A tout murîd [correspond]* une nuit d’ « ouverture » (fath) , une nuit de « voyage nocturne » (isrâ’) et une nuit de « valeur » (qadr) **

 – Commentaire :

* L’énoncé initial « A tout murîd » exprime une constante nécessaire dans la Voie, inhérente à l’état du murîd qui la parcourt jusqu’à son terme. Dans une autre version de cet enseignement celui-ci débute par la formule « A tout cheminant (sâlik) ».

** On remarquera dès maintenant que l’ordre dans lequel ces nuits sont mentionnées est « inversé » par rapport à celui attesté par la chronologie traditionnelle de la geste prophétique et, plus particulièrement, de la « descente » coranique qui commence lors de la Nuit de la « valeur » et s’achève quelques années après à la conquête (al-fath) de la Mekke.
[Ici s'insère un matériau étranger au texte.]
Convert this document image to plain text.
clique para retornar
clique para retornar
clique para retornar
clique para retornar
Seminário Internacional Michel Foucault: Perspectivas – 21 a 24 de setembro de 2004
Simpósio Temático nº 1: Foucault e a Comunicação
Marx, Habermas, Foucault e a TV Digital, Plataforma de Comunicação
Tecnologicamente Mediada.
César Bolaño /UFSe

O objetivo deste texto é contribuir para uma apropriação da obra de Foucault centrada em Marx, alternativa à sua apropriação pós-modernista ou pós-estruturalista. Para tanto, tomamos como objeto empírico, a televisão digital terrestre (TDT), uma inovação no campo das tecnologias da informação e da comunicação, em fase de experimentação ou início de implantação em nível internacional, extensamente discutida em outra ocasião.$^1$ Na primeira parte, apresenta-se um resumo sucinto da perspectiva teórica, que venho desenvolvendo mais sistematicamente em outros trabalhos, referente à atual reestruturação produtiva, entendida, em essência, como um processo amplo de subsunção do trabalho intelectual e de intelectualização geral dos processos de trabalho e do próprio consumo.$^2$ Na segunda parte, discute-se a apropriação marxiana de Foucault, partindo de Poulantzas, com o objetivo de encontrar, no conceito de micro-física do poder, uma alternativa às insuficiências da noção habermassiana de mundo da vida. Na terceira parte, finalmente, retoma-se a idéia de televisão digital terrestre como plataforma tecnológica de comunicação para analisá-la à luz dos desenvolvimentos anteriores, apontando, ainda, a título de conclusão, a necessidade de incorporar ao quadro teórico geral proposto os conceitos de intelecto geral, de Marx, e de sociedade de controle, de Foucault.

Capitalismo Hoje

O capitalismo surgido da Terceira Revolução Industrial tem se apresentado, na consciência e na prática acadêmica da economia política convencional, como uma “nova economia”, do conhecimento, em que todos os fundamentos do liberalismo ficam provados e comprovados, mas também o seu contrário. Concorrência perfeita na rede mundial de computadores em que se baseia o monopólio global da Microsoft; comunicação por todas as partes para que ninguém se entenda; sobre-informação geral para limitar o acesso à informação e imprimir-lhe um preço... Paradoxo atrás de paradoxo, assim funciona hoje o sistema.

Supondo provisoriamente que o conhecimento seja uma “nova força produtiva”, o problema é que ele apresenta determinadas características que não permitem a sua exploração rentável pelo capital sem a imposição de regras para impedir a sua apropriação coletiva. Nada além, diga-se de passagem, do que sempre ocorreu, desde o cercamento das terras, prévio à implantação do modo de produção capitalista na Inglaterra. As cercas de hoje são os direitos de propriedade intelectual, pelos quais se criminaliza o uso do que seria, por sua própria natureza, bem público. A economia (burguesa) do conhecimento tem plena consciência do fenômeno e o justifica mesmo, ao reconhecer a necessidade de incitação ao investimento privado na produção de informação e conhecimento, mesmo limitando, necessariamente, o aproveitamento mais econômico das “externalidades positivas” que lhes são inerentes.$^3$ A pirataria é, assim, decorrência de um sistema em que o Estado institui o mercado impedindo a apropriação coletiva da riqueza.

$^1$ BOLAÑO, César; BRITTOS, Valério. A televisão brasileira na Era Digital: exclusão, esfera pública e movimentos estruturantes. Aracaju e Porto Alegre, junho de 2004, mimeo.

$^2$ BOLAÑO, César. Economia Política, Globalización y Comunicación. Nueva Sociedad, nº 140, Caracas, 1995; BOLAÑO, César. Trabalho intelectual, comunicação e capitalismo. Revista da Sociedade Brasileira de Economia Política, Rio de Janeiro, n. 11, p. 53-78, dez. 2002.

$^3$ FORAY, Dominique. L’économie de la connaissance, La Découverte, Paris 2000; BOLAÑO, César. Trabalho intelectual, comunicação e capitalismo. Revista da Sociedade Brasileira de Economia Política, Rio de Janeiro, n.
Entre ces deux événements se situe, à dix ans d’écart de chacun (selon la chronologie habituelle), le « voyage nocturne ». Le cheminement spirituel du murîd peut ainsi être décrit comme une « remontée » du cycle temporel, conformément aux indications données par René Guénon, notamment dans ses Aperçus sur l’Initiation (Chap. XXXIX) et La Grande Triade (Chap. XVII), et sur lesquelles nous reviendrons plus loin, in châ Allah !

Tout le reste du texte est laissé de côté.